El primero, un tal Miguel Anxo Fernán-Vello, diputado de En Marea, que tras el varapalo —mucho sorpaso al PSOE, pero ¡27! escaños menos que el PP— a manos de Núñez Feijoó, corrió a piar: “Extraño pueblo el nuestro. Esclavos que votan al amo, al cacique, al que manda, a los de siempre. Pueblo alienado e ignorante. Triste”. Como Jack Nicholson en Algunos hombres buenos (cito de memoria): Maldita gente, no se merecen que nos deslomemos por ellos. Y sí, que fue un calentón, que 140 caracteres tal y cual. Pero una parte amplísima de los supremacistas de aluvión, proclamando a coro: “Tiene toda la puta razón”.

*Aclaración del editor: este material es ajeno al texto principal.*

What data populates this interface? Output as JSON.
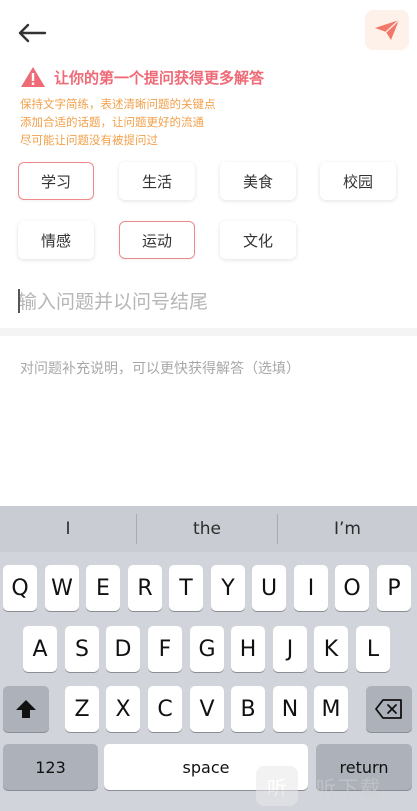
{
  "tips": {
    "title": "让你的第一个提问获得更多解答",
    "lines": [
      "保持文字简练，表述清晰问题的关键点",
      "添加合适的话题，让问题更好的流通",
      "尽可能让问题没有被提问过"
    ]
  },
  "tags": [
    {
      "label": "学习",
      "selected": true
    },
    {
      "label": "生活",
      "selected": false
    },
    {
      "label": "美食",
      "selected": false
    },
    {
      "label": "校园",
      "selected": false
    },
    {
      "label": "情感",
      "selected": false
    },
    {
      "label": "运动",
      "selected": true
    },
    {
      "label": "文化",
      "selected": false
    }
  ],
  "question": {
    "value": "",
    "placeholder": "输入问题并以问号结尾"
  },
  "description": {
    "value": "",
    "placeholder": "对问题补充说明，可以更快获得解答（选填）"
  },
  "keyboard": {
    "suggestions": [
      "I",
      "the",
      "I’m"
    ],
    "row1": [
      "Q",
      "W",
      "E",
      "R",
      "T",
      "Y",
      "U",
      "I",
      "O",
      "P"
    ],
    "row2": [
      "A",
      "S",
      "D",
      "F",
      "G",
      "H",
      "J",
      "K",
      "L"
    ],
    "row3": [
      "Z",
      "X",
      "C",
      "V",
      "B",
      "N",
      "M"
    ],
    "numbers_label": "123",
    "space_label": "space",
    "return_label": "return"
  },
  "watermark": {
    "badge": "听",
    "text": "听下载"
  },
  "colors": {
    "accent": "#ee6a76",
    "tip_text": "#f2a04a",
    "send_icon": "#f2786a"
  }
}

De propina, Carolina Bescansa, en el ejercicio de su magisterio sociológico: “Si en este país solo votase la gente menor de 45 años, Pablo Iglesias sería presidente del Gobierno desde el año pasado”. En otro párrafo, una alusión al reaccionario voto rural. ¿A nadie le suena a aquellos progrefachas que allá por 1931 le espetaban a Clara Campoamor que no se debía permitir el sufragio femenino porque acabarían decidiendo los confesores de las mujeres? Pero no me hagan caso. Ya saben que estas líneas son producto de mi obsesión.

Las raíces del mal

Los 22 millones en una cuenta Suiza, los áticos comprados en oscuro, la pasarela de las poltronas a los consejos de administración, el enchufe de parientes hasta quinto grado de consanguinidad y todas las demás prácticas de la gama marrón son solo la parte visible —cuando llegamos a verla, claro— de la corrupción política. De poco sirve que de tanto en tanto contemplemos a alguno de los mangantes sometidos a pena real o de telediario. Como dice el mito sobre las canas, por cada afanador que se arranca salen diez de estreno, con el know-how del trinque mejorado gracias al escarmiento en carne ajena y a que las ciencias del choriceo adelantan una barbaridad. A lo más que podemos aspirar es a renovar el elenco de sirleros de guante blanco. Ayer Juan Guerra, Roldán o Urralburu; hoy, Matas, Bárcenas o Urdangarín. Sobres y maletines, complementos que nunca pasan de moda.

¿Qué, otra columna cínica y depresiva, Vizcaíno? No es tal la intención, lo prometo. Solo pretendo que, además de a la hojarasca, miremos al suelo. Más abajo en realidad: al subsuelo, que es donde están profundamente enterradas las raíces del árbol del mal. El pecado original (exprimamos la metáfora) reside exactamente ahí, en la cota en que nosotros, ilusos mortales, creemos que se asientan los cimientos de la democracia. Llamémosle voto, eso que cada equis depositamos en una urna creyendo que es un aval para que nos solucionen los problemas y nos construyan el futuro de acuerdo con una ideología o unos principios que más o menos compartimos.

Ocurre que, una vez contadas, las papeletas se canjean por parcelas de poder. El premio gordo es el Gobierno, pero si se saben jugar las cartas y ayuda la aritmética, la oposición también es un capitalito, como puede atestiguar Maneiro. En ese punto pasamos a ser figurantes de una versión edulcorada del despotismo ilustrado de toda la vida. Y entonces, la corrupción germina y florece.